27. März 2020

Pistor ist am Weltmarkt zu Ihrem Einkaufsvorteil dabei.

Mandeln 

Kalifornien hat im Februar 8% mehr Mandeln verladen als im Vorjahresmonat. Die Verladungen aus Ernte 2019 liegen nun total 5% über dem Vorjahr. Kalifornien beweist erneut, dass sie in der Lage sind, alle produzierten Mandeln zu verkaufen. Die aktuellen Wachstumsbedingungen für die neue Ernte sind sehr gut. Die aktuelle Ausgangslage sieht gut aus und die Preise für Mandeln sind so tief wie schon lange nicht mehr. Viel Raum nach unten besteht aber nicht mehr, während das Potential nach oben angesichts der ungebrochenen Nachfrage nachdenklich stimmen sollte. Besorgt beobachten alle den weiteren Verlauf vom Coronavirus, der rigoros den Welthandel zum Stocken bringt. Container werden nicht verladen, was zu Verspätungen und Warenverfügbarkeits-Engpässen führt.

Haselnusskerne

Auch in der Türkei gelten verschärfte Massnahmen. Freizeiteinrichtungen, Bars, Theater, Restaurants und Einkaufszentren sind geschlossen. Der Warenverkehr innerhalb der Türkei läuft im Moment noch normal. Allgemein ist aber auf Grund von Grenzschliessungen und Einreiseverzögerungen ein geregelter Warenaustausch im Bereich der Lebensmittellogistik nur erschwert möglich. An diversen Grenzen wird auf eine Quarantäne von 14 Tagen für LKW-Fahrer bestanden. Zudem führen die intensiveren Grenzkontrollen und ein erhöhter Frachtverkehr ebenfalls zu Verzögerungen

Baumnusskerne

Man kann nicht abschätzen, wie sich die globalen Preise als Reaktion auf das Coronavirus entwickeln werden.
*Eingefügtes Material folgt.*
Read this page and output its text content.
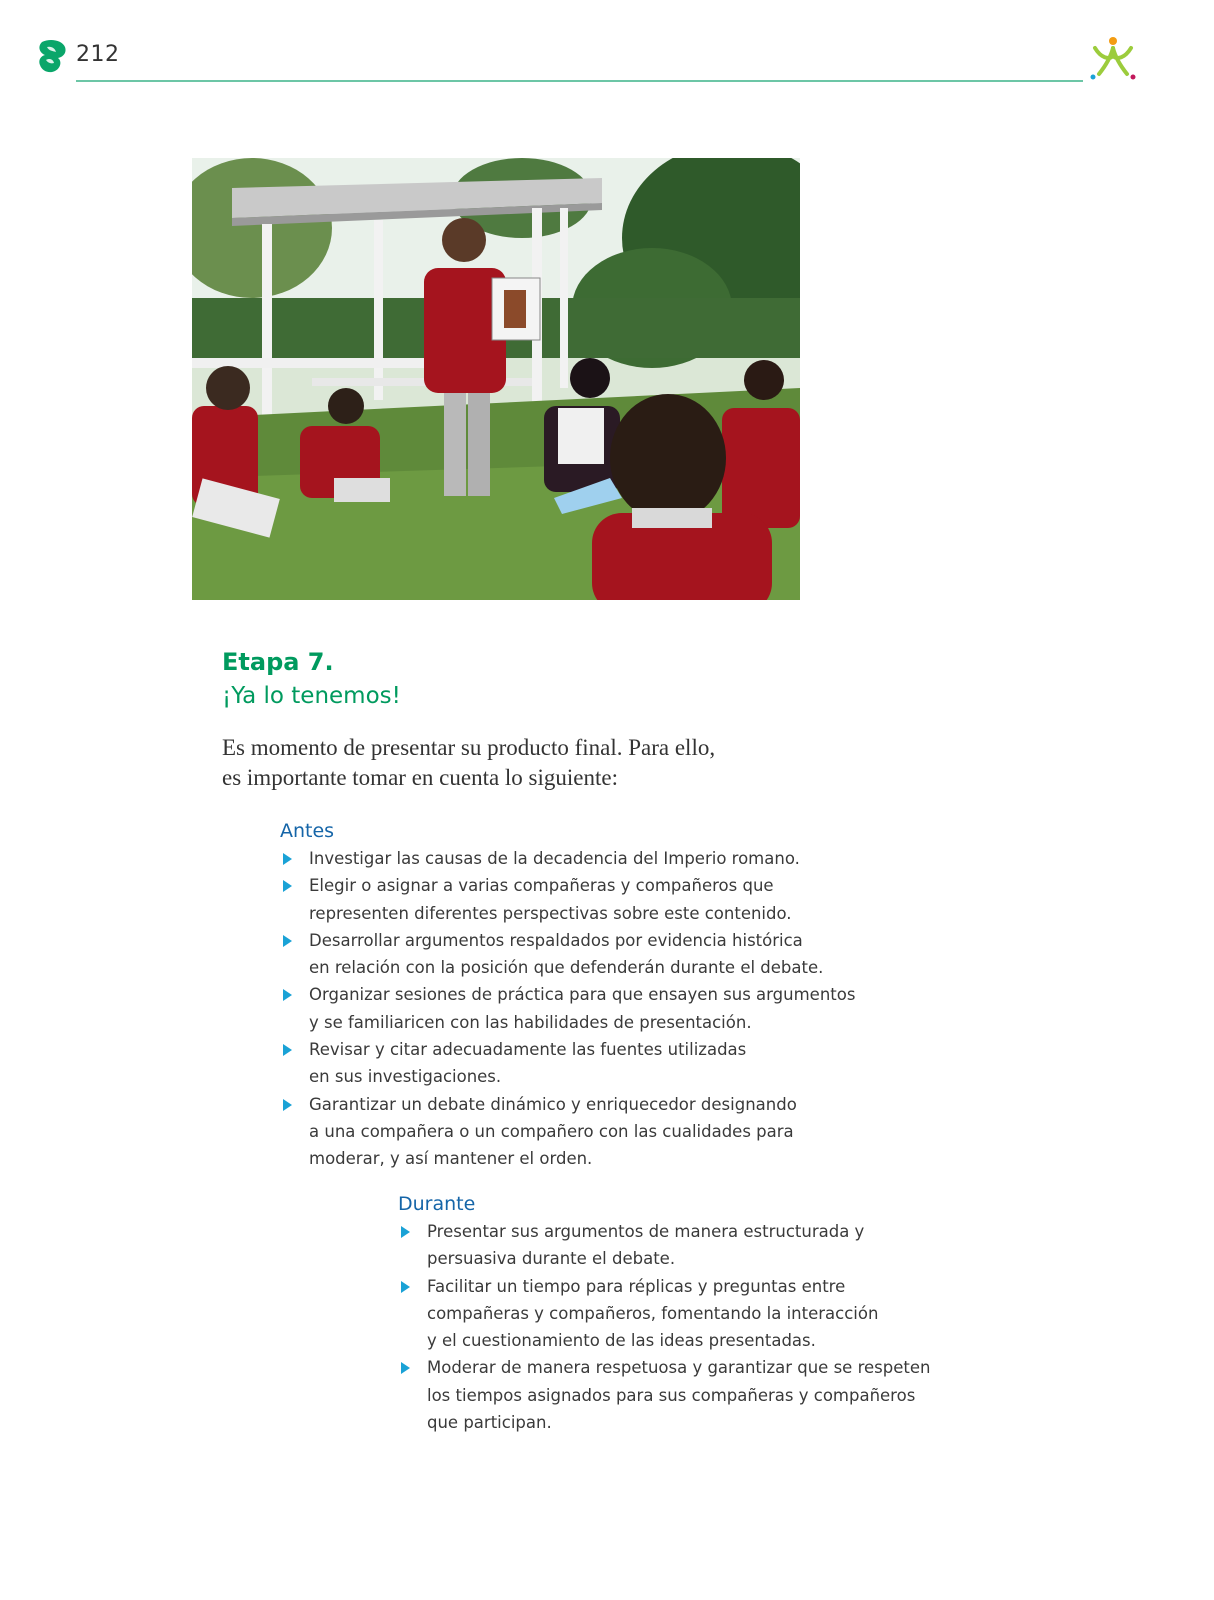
212
Etapa 7.
¡Ya lo tenemos!
Es momento de presentar su producto final. Para ello,
es importante tomar en cuenta lo siguiente:
Antes
Investigar las causas de la decadencia del Imperio romano.
Elegir o asignar a varias compañeras y compañeros que
representen diferentes perspectivas sobre este contenido.
Desarrollar argumentos respaldados por evidencia histórica
en relación con la posición que defenderán durante el debate.
Organizar sesiones de práctica para que ensayen sus argumentos
y se familiaricen con las habilidades de presentación.
Revisar y citar adecuadamente las fuentes utilizadas
en sus investigaciones.
Garantizar un debate dinámico y enriquecedor designando
a una compañera o un compañero con las cualidades para
moderar, y así mantener el orden.
Durante
Presentar sus argumentos de manera estructurada y
persuasiva durante el debate.
Facilitar un tiempo para réplicas y preguntas entre
compañeras y compañeros, fomentando la interacción
y el cuestionamiento de las ideas presentadas.
Moderar de manera respetuosa y garantizar que se respeten
los tiempos asignados para sus compañeras y compañeros
que participan.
China wird in den kommenden Monaten wahrscheinlich weniger exportieren, was sich auf die Preise in Europa auswirken könnte.

Speiseöle

In den letzten Tagen und Wochen hat sich die Situation noch weiter verschärft. Nun hat das Coronavirus auch Europa grossflächig erreicht, so dass auch diese Länder inzwischen zum Handeln gezwungen wurden. Viele Veranstaltungen wurden untersagt, der Tourismus und das Gastrogeschäft sehr stark eingeschränkt. Diese Massnahmen haben die Verunsicherung massiv gesteigert, so dass die Aktienbörsen regelrecht eingebrochen sind. Hinzu kommt der Erdölschock mit dem über Nacht extremen Preissturz. Und viele Anleger haben mit den Schweizer Franken einen sicheren Hafen gesucht und dadurch unsere Währung stark aufgewertet. Diese Situation hat die Importpreise für die Schweiz begünstigt. Der Markt wird momentan ausschliesslich von diesen externen Faktoren dominiert. Die fundamentalen Daten werden überhaupt nicht berücksichtigt. Der Pflanzenölmarkt müsste eigentlich höhere Preise zeigen, denn sowohl beim Palm- als auch beim Raps-Öl und sogar bei Soja sind die Aussichten nicht positiv. Auch gibt es erste Anzeichen, dass China wieder vermehrt Rohstoffe importieren könnte.Der weitere Preistrend wird aber weiterhin sehr stark von den erwähnten externen Faktoren abhängen. Solange die Verunsicherung der Wirtschaft vorhanden ist, sich die Nachfrage sogar noch weiter reduzieren sollte und sich auch keine Einigung im Erdölstreit abzeichnet, dürften die Preise eher tief bleiben. Sobald sich aber die Lage «beruhigt» und die wirklichen Marktdaten abgebildet werden, dürften die Preise wieder steigen.